News & Views | AAM

Media Matters: IAB’s Michael Hahn on Navigating Privacy in Media

Written by Erin Boudreau | June 26, 2024

 

 

In the rapidly evolving privacy landscape, it can be challenging for companies to understand what’s required to comply with new regulations and industry standards. Not only is it critical to maintain compliance from a legal perspective, but protecting consumer data is important to a brand’s reputation.

For the latest edition of AAM Media Matters, Michael Hahn, executive vice president and general counsel of the Interactive Advertising Bureau (IAB), explained the state of privacy in media and new industry initiatives to improve the compliance process in digital advertising.

 

Key Privacy Challenges

The industry is at a critical stage as it becomes more regulated.

“There are close to 20 states that have enacted privacy laws with possibly more on the way,” Hahn said. “In light of this increased regulation, industry practices need to evolve for companies to demonstrate compliance.”

These changes fit into two categories: ensuring compliance in data collection and processing and maintaining partner accountability.

“If you look back at how privacy diligence was historically conducted, it often involved getting a representative and warranty from a partner and a promise of indemnification if something was done incorrectly. There might have been a diligence questionnaire included in the process, but this often was ineffective.  Far too often such questionnaires were too generic to offer significant insights.”

Privacy laws now require that companies become stewards of consumer data, which means they must perform more in-depth, comprehensive diligence of their partners. “Companies are going to have to account for this in their planning and resource allocation as they move forward, which is a big change,” Hahn said.

 

Industry Solutions Simplify Compliance

Considering these challenges, Hahn shared several solutions developed by IAB and IAB Tech Lab to streamline and standardize the compliance process across the industry. These solutions work together to create a simplified approach to help advertisers and publishers maintain privacy standards.

The IAB Multi-State Privacy Agreement (MSPA) is a framework designed to help marketers, agencies, publishers and tech companies comply with varying state-level privacy regulations, ensuring that companies can efficiently manage compliance across multiple jurisdictions.

“One of the goals of the MSPA is to elevate privacy so it gets taken out of one-to-one negotiations and creates a common baseline set of terms that can be applied throughout the entire industry,” Hahn said.

The Global Privacy Platform works alongside the MSPA to transmit consumer privacy preferences across jurisdictions, ensuring compliance with various privacy laws such as GDPR and state-specific regulations.

“When a publisher receives a global privacy opt out signal, there needs to be a means of transmitting that to the ad tech companies. The Global Privacy Platform creates that kind of signaling system.”

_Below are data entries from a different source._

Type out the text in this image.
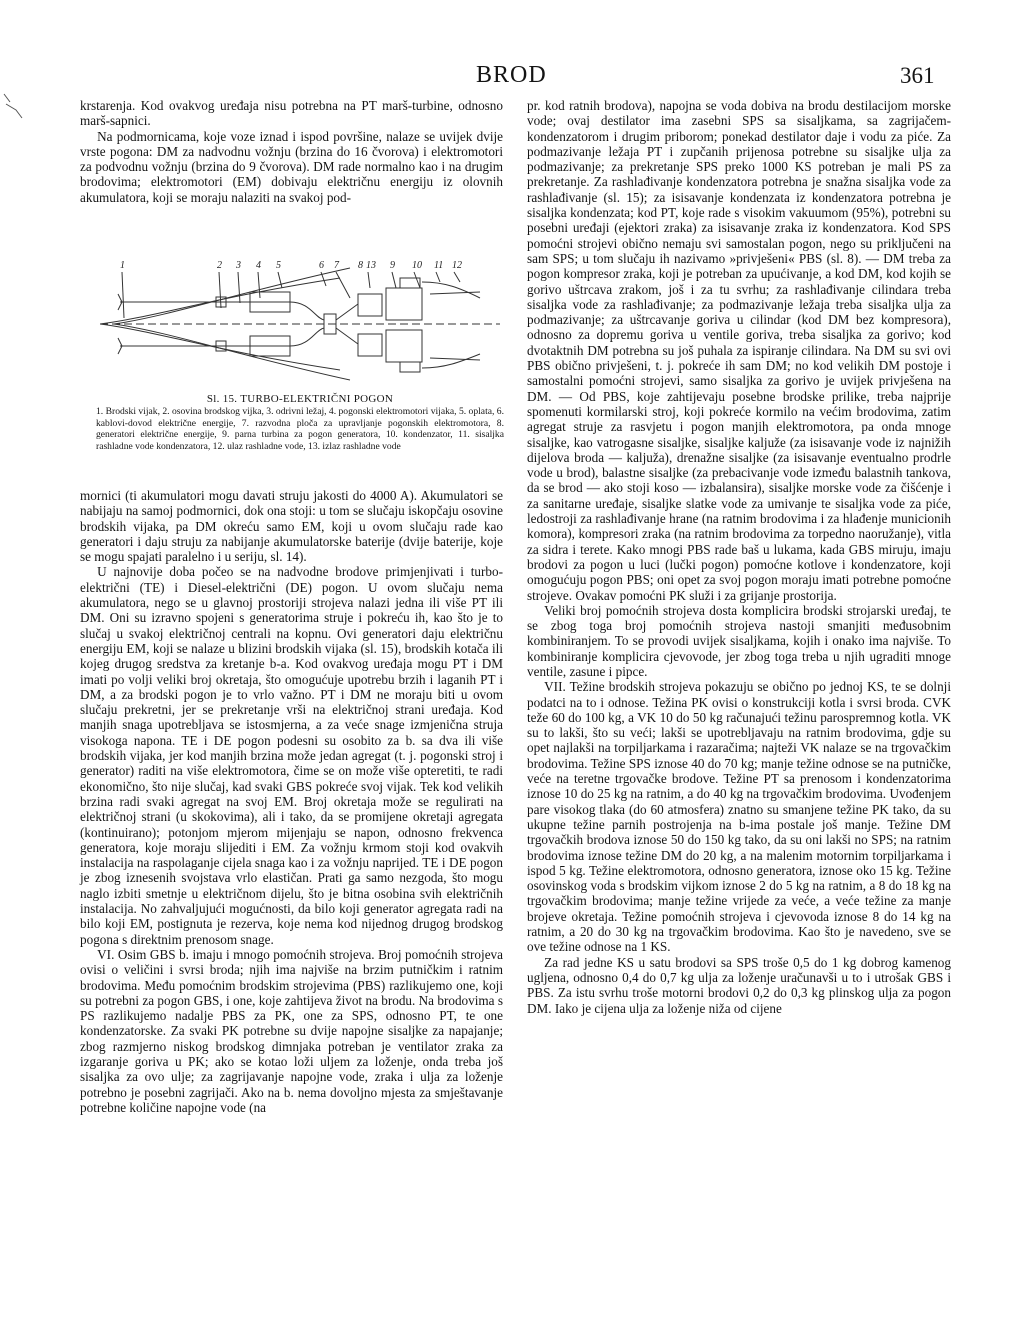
BROD	361

krstarenja. Kod ovakvog uređaja nisu potrebna na PT marš-turbine, odnosno marš-sapnici.

Na podmornicama, koje voze iznad i ispod površine, nalaze se uvijek dvije vrste pogona: DM za nadvodnu vožnju (brzina do 16 čvorova) i elektromotori za podvodnu vožnju (brzina do 9 čvorova). DM rade normalno kao i na drugim brodovima; elektromotori (EM) dobivaju električnu energiju iz olovnih akumulatora, koji se moraju nalaziti na svakoj pod-

1	2 3 4 5	6 7 8 13 9 10 11 12
Sl. 15. TURBO-ELEKTRIČNI POGON
1. Brodski vijak, 2. osovina brodskog vijka, 3. odrivni ležaj, 4. pogonski elektromotori vijaka, 5. oplata, 6. kablovi-dovod električne energije, 7. razvodna ploča za upravljanje pogonskih elektromotora, 8. generatori električne energije, 9. parna turbina za pogon generatora, 10. kondenzator, 11. sisaljka rashladne vode kondenzatora, 12. ulaz rashladne vode, 13. izlaz rashladne vode

mornici (ti akumulatori mogu davati struju jakosti do 4000 A). Akumulatori se nabijaju na samoj podmornici, dok ona stoji: u tom se slučaju iskopčaju osovine brodskih vijaka, pa DM okreću samo EM, koji u ovom slučaju rade kao generatori i daju struju za nabijanje akumulatorske baterije (dvije baterije, koje se mogu spajati paralelno i u seriju, sl. 14).

U najnovije doba počeo se na nadvodne brodove primjenjivati i turbo-električni (TE) i Diesel-električni (DE) pogon. U ovom slučaju nema akumulatora, nego se u glavnoj prostoriji strojeva nalazi jedna ili više PT ili DM. Oni su izravno spojeni s generatorima struje i pokreću ih, kao što je to slučaj u svakoj električnoj centrali na kopnu. Ovi generatori daju električnu energiju EM, koji se nalaze u blizini brodskih vijaka (sl. 15), brodskih kotača ili kojeg drugog sredstva za kretanje b-a. Kod ovakvog uređaja mogu PT i DM imati po volji veliki broj okretaja, što omogućuje upotrebu brzih i laganih PT i DM, a za brodski pogon je to vrlo važno. PT i DM ne moraju biti u ovom slučaju prekretni, jer se prekretanje vrši na električnoj strani uređaja. Kod manjih snaga upotrebljava se istosmjerna, a za veće snage izmjenična struja visokoga napona. TE i DE pogon podesni su osobito za b. sa dva ili više brodskih vijaka, jer kod manjih brzina može jedan agregat (t. j. pogonski stroj i generator) raditi na više elektromotora, čime se on može više opteretiti, te radi ekonomično, što nije slučaj, kad svaki GBS pokreće svoj vijak. Tek kod velikih brzina radi svaki agregat na svoj EM. Broj okretaja može se regulirati na električnoj strani (u skokovima), ali i tako, da se promijene okretaji agregata (kontinuirano); potonjom mjerom mijenjaju se napon, odnosno frekvencа generatora, koje moraju slijediti i EM. Za vožnju krmom stoji kod ovakvih instalacija na raspolaganje cijela snaga kao i za vožnju naprijed. TE i DE pogon je zbog iznesenih svojstava vrlo elastičan. Prati ga samo nezgoda, što mogu naglo izbiti smetnje u električnom dijelu, što je bitna osobina svih električnih instalacija. No zahvaljujući mogućnosti, da bilo koji generator agregata radi na bilo koji EM, postignuta je rezerva, koje nema kod nijednog drugog brodskog pogona s direktnim prenosom snage.

VI. Osim GBS b. imaju i mnogo pomoćnih strojeva. Broj pomoćnih strojeva ovisi o veličini i svrsi broda; njih ima najviše na brzim putničkim i ratnim brodovima. Među pomoćnim brodskim strojevima (PBS) razlikujemo one, koji su potrebni za pogon GBS, i one, koje zahtijeva život na brodu. Na brodovima s PS razlikujemo nadalje PBS za PK, one za SPS, odnosno PT, te one kondenzatorske. Za svaki PK potrebne su dvije napojne sisaljke za napajanje; zbog razmjerno niskog brodskog dimnjaka potreban je ventilator zraka za izgaranje goriva u PK; ako se kotao loži uljem za loženje, onda treba još sisaljka za ovo ulje; za zagrijavanje napojne vode, zraka i ulja za loženje potrebno je posebni zagrijači. Ako na b. nema dovoljno mjesta za smještavanje potrebne količine napojne vode (na

pr. kod ratnih brodova), napojna se voda dobiva na brodu destilacijom morske vode; ovaj destilator ima zasebni SPS sa sisaljkama, sa zagrijačem-kondenzatorom i drugim priborom; ponekad destilator daje i vodu za piće. Za podmazivanje ležaja PT i zupčanih prijenosa potrebne su sisaljke ulja za podmazivanje; za prekretanje SPS preko 1000 KS potreban je mali PS za prekretanje. Za rashlađivanje kondenzatora potrebna je snažna sisaljka vode za rashlađivanje (sl. 15); za isisavanje kondenzata iz kondenzatora potrebna je sisaljka kondenzata; kod PT, koje rade s visokim vakuumom (95%), potrebni su posebni uređaji (ejektori zraka) za isisavanje zraka iz kondenzatora. Kod SPS pomoćni strojevi obično nemaju svi samostalan pogon, nego su priključeni na sam SPS; u tom slučaju ih nazivamo »privješeni« PBS (sl. 8). — DM treba za pogon kompresor zraka, koji je potreban za upućivanje, a kod DM, kod kojih se gorivo uštrcava zrakom, još i za tu svrhu; za rashlađivanje cilindara treba sisaljka vode za rashlađivanje; za podmazivanje ležaja treba sisaljka ulja za podmazivanje; za uštrcavanje goriva u cilindar (kod DM bez kompresora), odnosno za dopremu goriva u ventile goriva, treba sisaljka za gorivo; kod dvotaktnih DM potrebna su još puhala za ispiranje cilindara. Na DM su svi ovi PBS obično privješeni, t. j. pokreće ih sam DM; no kod velikih DM postoje i samostalni pomoćni strojevi, samo sisaljka za gorivo je uvijek privješena na DM. — Od PBS, koje zahtijevaju posebne brodske prilike, treba najprije spomenuti kormilarski stroj, koji pokreće kormilo na većim brodovima, zatim agregat struje za rasvjetu i pogon manjih elektromotora, pa onda mnoge sisaljke, kao vatrogasne sisaljke, sisaljke kaljuže (za isisavanje vode iz najnižih dijelova broda — kaljuža), drenažne sisaljke (za isisavanje eventualno prodrle vode u brod), balastne sisaljke (za prebacivanje vode između balastnih tankova, da se brod — ako stoji koso — izbalansira), sisaljke morske vode za čišćenje i za sanitarne uređaje, sisaljke slatke vode za umivanje te sisaljka vode za piće, ledostroji za rashlađivanje hrane (na ratnim brodovima i za hlađenje municionih komora), kompresori zraka (na ratnim brodovima za torpedno naoružanje), vitla za sidra i terete. Kako mnogi PBS rade baš u lukama, kada GBS miruju, imaju brodovi za pogon u luci (lučki pogon) pomoćne kotlove i kondenzatore, koji omogućuju pogon PBS; oni opet za svoj pogon moraju imati potrebne pomoćne strojeve. Ovakav pomoćni PK služi i za grijanje prostorija.

Veliki broj pomoćnih strojeva dosta komplicira brodski strojarski uređaj, te se zbog toga broj pomoćnih strojeva nastoji smanjiti međusobnim kombiniranjem. To se provodi uvijek sisaljkama, kojih i onako ima najviše. To kombiniranje komplicira cjevovode, jer zbog toga treba u njih ugraditi mnoge ventile, zasune i pipce.

VII. Težine brodskih strojeva pokazuju se obično po jednoj KS, te se dolnji podatci na to i odnose. Težina PK ovisi o konstrukciji kotla i svrsi broda. CVK teže 60 do 100 kg, a VK 10 do 50 kg računajući težinu parospremnog kotla. VK su to lakši, što su veći; lakši se upotrebljavaju na ratnim brodovima, gdje su opet najlakši na torpiljarkama i razaračima; najteži VK nalaze se na trgovačkim brodovima. Težine SPS iznose 40 do 70 kg; manje težine odnose se na putničke, veće na teretne trgovačke brodove. Težine PT sa prenosom i kondenzatorima iznose 10 do 25 kg na ratnim, a do 40 kg na trgovačkim brodovima. Uvođenjem pare visokog tlaka (do 60 atmosfera) znatno su smanjene težine PK tako, da su ukupne težine parnih postrojenja na b-ima postale još manje. Težine DM trgovačkih brodova iznose 50 do 150 kg tako, da su oni lakši no SPS; na ratnim brodovima iznose težine DM do 20 kg, a na malenim motornim torpiljarkama i ispod 5 kg. Težine elektromotora, odnosno generatora, iznose oko 15 kg. Težine osovinskog voda s brodskim vijkom iznose 2 do 5 kg na ratnim, a 8 do 18 kg na trgovačkim brodovima; manje težine vrijede za veće, a veće težine za manje brojeve okretaja. Težine pomoćnih strojeva i cjevovoda iznose 8 do 14 kg na ratnim, a 20 do 30 kg na trgovačkim brodovima. Kao što je navedeno, sve se ove težine odnose na 1 KS.

Za rad jedne KS u satu brodovi sa SPS troše 0,5 do 1 kg dobrog kamenog ugljena, odnosno 0,4 do 0,7 kg ulja za loženje uračunavši u to i utrošak GBS i PBS. Za istu svrhu troše motorni brodovi 0,2 do 0,3 kg plinskog ulja za pogon DM. Iako je cijena ulja za loženje niža od cijene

Another component of the IAB’s privacy solutions portfolio is its Diligence Platform, which is powered by SafeGuard Privacy, a data privacy platform that contains privacy diligence questions for different segments of the digital advertising industry. The goal of the platform is to standardize diligence questionnaires that will streamline the evaluation process and improve efficiency in the compliance process.

 

What the Future Holds for Privacy

Hahn anticipates a continued evolution of privacy regulation, which means companies need to become stewards of their data. To achieve this, publishers and advertisers will increasingly be expected to impose deeper evaluations of their partners.

“You’re going to see publisher and advertisers digging more into their partners’ processing of data, perhaps in ways that they didn’t do before or they relied on their agencies to do.”

 

Strategies for Privacy Compliance

As the industry experiences signal loss due to the deprecation of cookies and other tracking methods, Hahn said organizations will need to build strategies to leverage first-party data while remaining privacy compliant.

“Everybody needs to develop a playbook on how they’re going to monetize in a future world that’s increasingly regulated and where consumers opt out in greater numbers,” Hahn said. “It becomes really compelling to have a strategy for how to monetize your first party data, but it’s also important to understand what type of advertising you can and cannot undertake in a landscape where consumers increasingly opt out.”